Monday, 7 February 2022

Legal Provisions related to Sexual Offences against women


The law makes it a special crime to use force against a woman, or even threaten to use force, if the intention is to outrage her modesty it treats it more seriously than normal and criminal force by allowing the police to make arrests for such crimes without warrant. The provisions come under section 354 of Indian Penal Code. 

The law does not explain what ‘outraging modesty’ means. Courts usually make this determination by looking at all circumstances surrounding the incident. The Supreme Court referred to ‘modesty’ as feminine decency and a virtue that women possess owing to their sex. The punishment is of between one and five years along with a fine. It is not enough that the victim’s modesty is outraged. It is an offence only when the accused intended or knew it to be likely that the acts in question would outrage the victim’s modesty. 

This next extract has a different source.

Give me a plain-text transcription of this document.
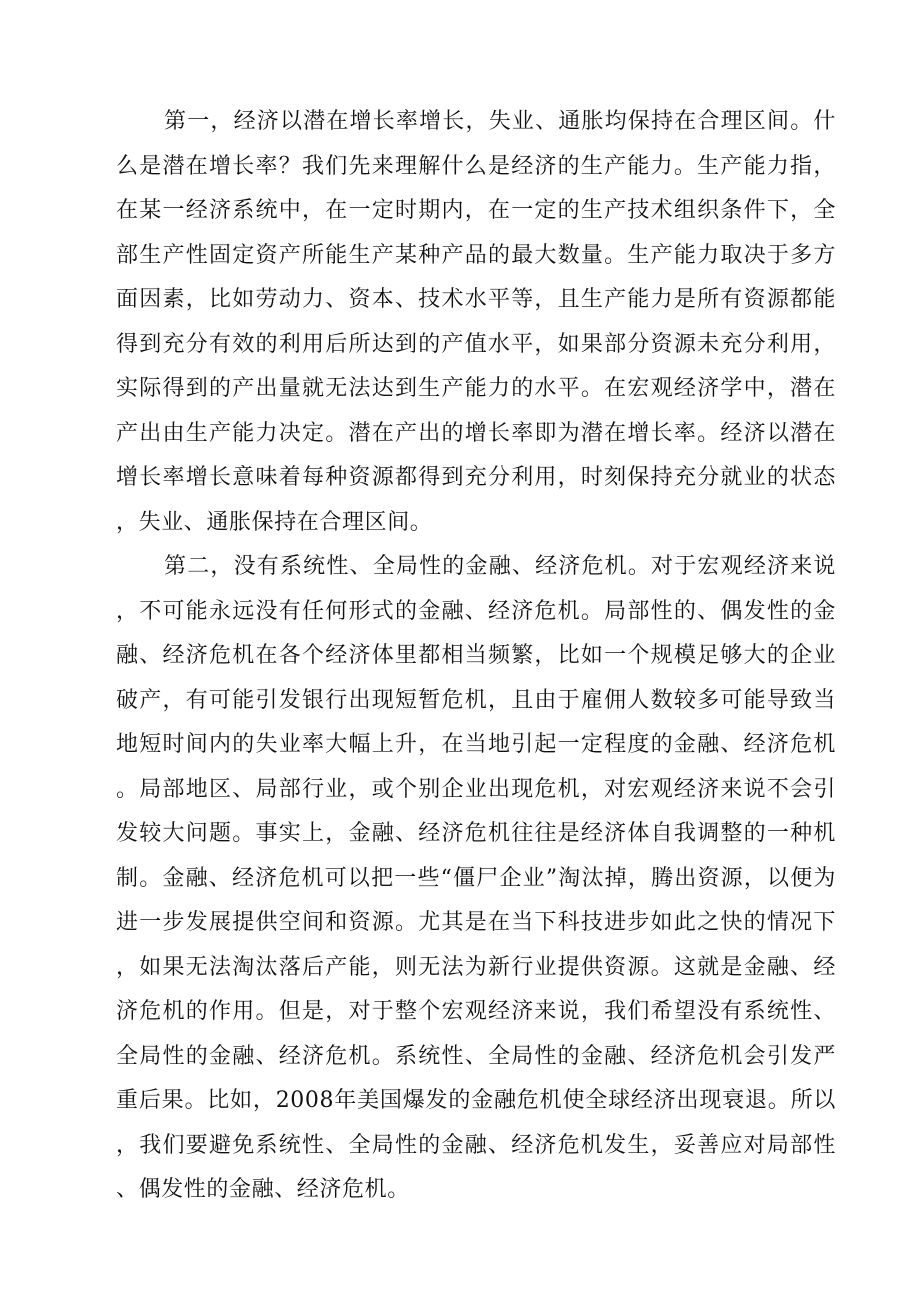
第一，经济以潜在增长率增长，失业、通胀均保持在合理区间。什么是潜在增长率？我们先来理解什么是经济的生产能力。生产能力指，在某一经济系统中，在一定时期内，在一定的生产技术组织条件下，全部生产性固定资产所能生产某种产品的最大数量。生产能力取决于多方面因素，比如劳动力、资本、技术水平等，且生产能力是所有资源都能得到充分有效的利用后所达到的产值水平，如果部分资源未充分利用，实际得到的产出量就无法达到生产能力的水平。在宏观经济学中，潜在产出由生产能力决定。潜在产出的增长率即为潜在增长率。经济以潜在增长率增长意味着每种资源都得到充分利用，时刻保持充分就业的状态，失业、通胀保持在合理区间。

第二，没有系统性、全局性的金融、经济危机。对于宏观经济来说，不可能永远没有任何形式的金融、经济危机。局部性的、偶发性的金融、经济危机在各个经济体里都相当频繁，比如一个规模足够大的企业破产，有可能引发银行出现短暂危机，且由于雇佣人数较多可能导致当地短时间内的失业率大幅上升，在当地引起一定程度的金融、经济危机。局部地区、局部行业，或个别企业出现危机，对宏观经济来说不会引发较大问题。事实上，金融、经济危机往往是经济体自我调整的一种机制。金融、经济危机可以把一些“僵尸企业”淘汰掉，腾出资源，以便为进一步发展提供空间和资源。尤其是在当下科技进步如此之快的情况下，如果无法淘汰落后产能，则无法为新行业提供资源。这就是金融、经济危机的作用。但是，对于整个宏观经济来说，我们希望没有系统性、全局性的金融、经济危机。系统性、全局性的金融、经济危机会引发严重后果。比如，2008年美国爆发的金融危机使全球经济出现衰退。所以，我们要避免系统性、全局性的金融、经济危机发生，妥善应对局部性、偶发性的金融、经济危机。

According to section 354A IPC, sexual harassment is the:

  • Unwelcome touching or other physical contact. 

  • Asking or demand sex or any other sexual activity

  • Making remarks which are of a sexual nature. 

  • Showing pornographic material which may include videos, magazines, books etc.

There is a separate law on sexual at workplaces – the sexual harassment of women at workplace (prevention, prohibition and redressal) Act and Rules 2013. There are provisions in the main criminal law which are different from the special law on sexual harassment. 

  • The IPC is not limited to sexual harassment at the workplace, but punishes such harassment done anywhere. 

  • The IPC makes it possible to file a criminal complaint if you have been sexually harassed, while the special law gives you the option of seeking civil remedies and damages, involving your office administration. 

The punishment for the first three kinds of sexual harassment is three years as compared to the fourth type which is one year. 


According to Section 354C IPC, it is a crime to look at or capture (say by means of a photograph or video) a woman going about her private acts, where she thinks that no one is watching her. This includes a woman:

  • using a toilet, or

  • who is undressed or in her underwear, or

  • engaged in a sexual act.

The legal term for such acts is voyeurism. The punishment is jail time of between one and three years along with a fine. If someone is found guilty of committing the same crime more than one time, the punishment is jail time of between three and seven years along with a fine.


If the woman agrees to private photos, it is not a crime to take them. However, if she expects them to remain with only certain people, then sharing them is a crime. The law makes it clear that the woman has to expressly consent to both, watching/taking pictures as well as sharing them, for it to not be an offence.


According to Section 354D IPC, Stalking is: 

  • Continuously following a woman or contacting her, 

  • Either online or in person

  • Where she has clearly shown she doesn't want the attention

It is punished by three years for a first offence, and five years for repeat offences. The section makes an exception if a person is stalking a woman as part of a legal duty to do so. The punishment is jail time of up to three years along with a fine. If someone is found guilty of committing the same crime more than one time, the punishment is jail time of up to five years along with a fine.